Besides the сhanging of the coordinate system you can use irregular grids. See this answer and link in it. –  ybeltukov Jan 19 at 21:31

1 Answer 1

up vote 14 down vote accepted
+50

Define your region $\Omega$ and its boundary $\partial\Omega$ by $$\left\{ \begin{array}{cc} f(x,y)>0 & \text{in }\Omega\\ f(x,y)=0& \text{on }\partial\Omega \end{array}\right.$$ And define another function $g(x,y)$ so that the ordered pair $(f(x,y),g(x,y))$ is invertible, i.e. you can write $x=x(f,g)$ and $y=y(f,g)$.

In the $x,y$ coordinate system, the level curves of $f$ form something like concentric circles, though irregularly shaped. So $f$ is something like a radial coordinate. If you choose $g$ to be the streamlines of the gradient of $f$, then the curves of $g$ are orthogonal to the curves of $f$, like the radial rays of constant angle in polar coordinates.

In the $f,g$ coordinate systems, the boundary conditions are rectangular, $0<f<F$ and $0<g<2\pi$ with periodic boundary conditions for the $g$ dimension: $\phi(f,0)=\phi(f,2\pi)$ and your given boundary condition for the $f$ dimension: $\phi(0,g)=0$ along with the physical condition $\phi(F,g)<\infty$.

You can look up expressions for the laplacian and directional derivative in general curvilinear coordinates, or derive it yourself. Your PDE will now look really complicated, but the boundaries are rectangular, so NDSolve should be able to handle them.

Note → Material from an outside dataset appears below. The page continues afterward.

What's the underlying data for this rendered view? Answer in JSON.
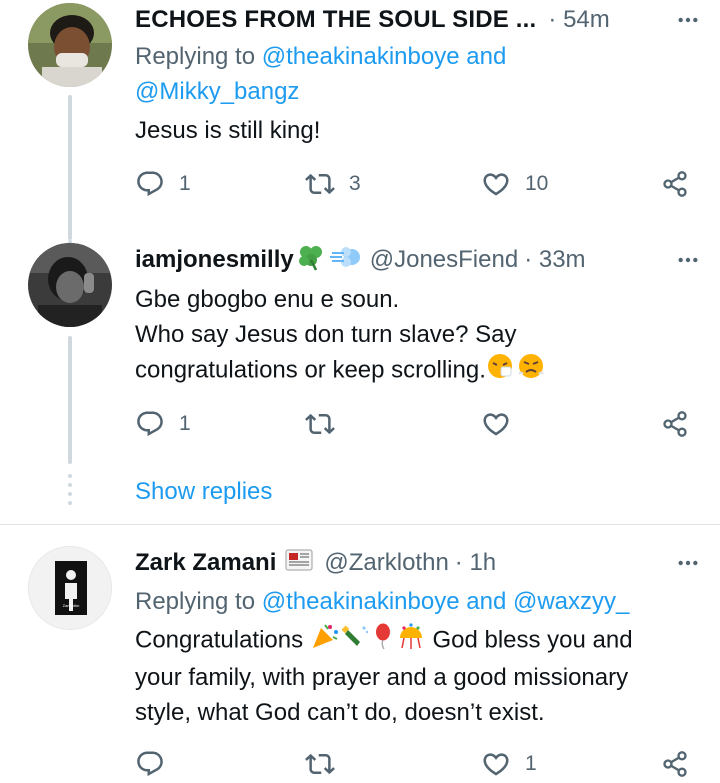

EDIT: The only really hard part is coming up with the coordinate transformations. You may find acceptable expressions using Assumptions with FullSimplify on the results of Solve. Here is an example

(* our new coordinates *)
c = {\[ScriptF], ℊ}; 

The boundary defines one family of curves. $F(x,y)=f$

(* Begin example *)
\[GothicF][x_, y_] := 1 - (x^2 + y^2)

The other family of coordinate curves is arbitrary, but needs to be compatible. $G(x,y)=g$

\[GothicG][x_, y_] := ArcTan[x, y]

Try to let the computer do the hard work of inverting the two equations above. $x=X(f,g)$ and $y=Y(f,g)$

{x[\[ScriptF]_, ℊ_], y[\[ScriptF]_, ℊ_]} = {x, y} /. 
  Assuming[(0 < \[ScriptF] < 1) && 
           (0 <= ℊ < 2*Pi), 
       FullSimplify@First@Solve[{
        \[GothicF][x, y] == \[ScriptF],
        \[GothicG][x, y] == ℊ}, {x, y}]]
(* End example *)

Once you've decided on your coordinates and the transformation, the rest is tedious and algorithmic. First we find the coefficients of the metric tensor and its inverse.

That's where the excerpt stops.